The recent proposal by Washington County Commissioner Bill Pulkrabek to cut county funding for the Meals on Wheels program may enable the county to make next year's budget, however, funding cuts will have long-term ramifications.
Eliminating funding for Meals on Wheels could save the county $152,000 in the short term, but it could jeopardize service to more than 300 elderly and disabled residents in Washington County.
To justify this proposal it was pointed out that other counties do not fund Meals on Wheels programs. While it's true that of the seven Metropolitan counties only Ramsey and Washington directly fund Meals on Wheels, several other counties support Meals on Wheels through other programs.
In Hennepin and Anoka counties, for example, Meals on Wheels programs are partially funded through Community Development Block Grants.
Washington County staff research shows the cost of a home delivered meal is $8.77 and less in other parts of the region. What the county's research doesn't show is that local programs utilize a multitude of in-kind services that reduce the expense per meal and do not appear on an agency's financial statements.
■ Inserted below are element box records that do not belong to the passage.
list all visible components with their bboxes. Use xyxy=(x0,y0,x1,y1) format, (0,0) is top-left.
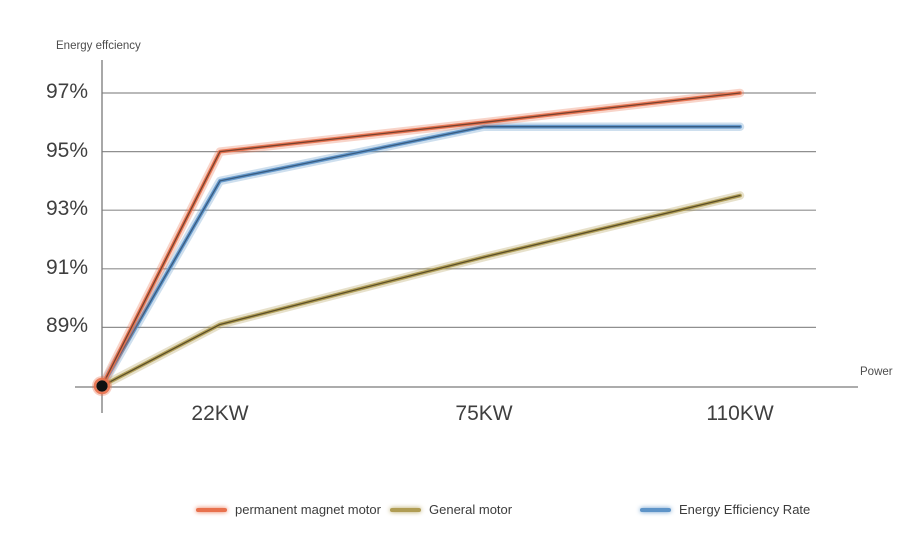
legend-item-permanent-magnet-motor: permanent magnet motor xyxy=(196,501,381,518)
legend-label: General motor xyxy=(429,502,513,517)
general-motor-swatch-icon xyxy=(390,507,421,512)
y-tick-label-95: 95% xyxy=(45,138,88,162)
x-tick-label-110kw: 110KW xyxy=(706,402,774,425)
y-axis-title: Energy effciency xyxy=(56,40,141,52)
x-axis-title: Power xyxy=(860,366,893,378)
y-tick-label-91: 91% xyxy=(45,255,88,279)
x-tick-label-75kw: 75KW xyxy=(455,402,513,425)
legend-label: permanent magnet motor xyxy=(235,502,381,517)
energy-efficiency-rate-swatch-icon xyxy=(640,507,671,512)
y-tick-label-97: 97% xyxy=(45,80,88,103)
y-tick-label-89: 89% xyxy=(45,314,88,338)
y-tick-label-93: 93% xyxy=(45,197,88,221)
x-tick-label-22kw: 22KW xyxy=(191,402,249,425)
permanent-magnet-motor-swatch-icon xyxy=(196,507,227,512)
legend-item-general-motor: General motor xyxy=(390,501,512,518)
legend-label: Energy Efficiency Rate xyxy=(679,502,811,517)
legend-item-energy-efficiency-rate: Energy Efficiency Rate xyxy=(640,501,810,518)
While most Meals on Wheels programs benefit from the generosity of volunteer drivers, many programs operate in corporate, church, or hospital settings rent-free, and several do not pay utilities or employee benefits.
It is in everyone's best interest to use funds as efficiently as possible, but rather than making funding decisions based on inaccurate data, perhaps different questions need to be asked.
What would happen if Washington County cut funds and the number of meals provided to the community had to be reduced?
Medicare-subsidized home services are limited to $15,000 per person ($2,248 for Meals on Wheels in Minnesota), while a year spent in a nursing home costs Medicare more than $50,000.
Instead of finding ways to cut the number of people receiving services, the state and local municipalities would be better served by increasing programs that enable people to remain living in their own homes and avoiding the expense of nursing homes.
There are more than 40 Meals on Wheels programs throughout the Twin Cities, all operating as independent agencies working to meet the demand in their communities.
Meals on Wheels programs leverage limited public resources with volunteer, corporate, and local support to help seniors and people living with disabilities remain living healthy and independent lives in their own homes for as long as possible.
Comparing the operations and costs of one program with those of another does not paint a clear picture of what it takes to deliver this valuable service. Metro Meals on Wheels is working to tabulate the costs and monetary value of in-kind contributions required throughout the region. When this work is complete, perhaps then we will have a better idea about the true cost of home delivered meals.
In the meantime, providers must do what they can to ensure that services are available in their communities because the true value of our neighbors remaining independent and healthy in their own homes in priceless.
For those who aren't familiar with Meals on Wheels, here's some information about the organization: Metro Meals on Wheels is an association of 40 organizations with Meals on Wheels programs in 45 sites located throughout the Twin Cities metro area.
Along with its program partners, Metro leads the effort to ensure that individuals in our community receive nutritious meals and the human connection they need to enable them to live independently. Metro does this through advocacy efforts, volunteer recruitment, resource development, and technical and professional support.
Patrick Rowan is the executive director of Metro Meals on Wheels.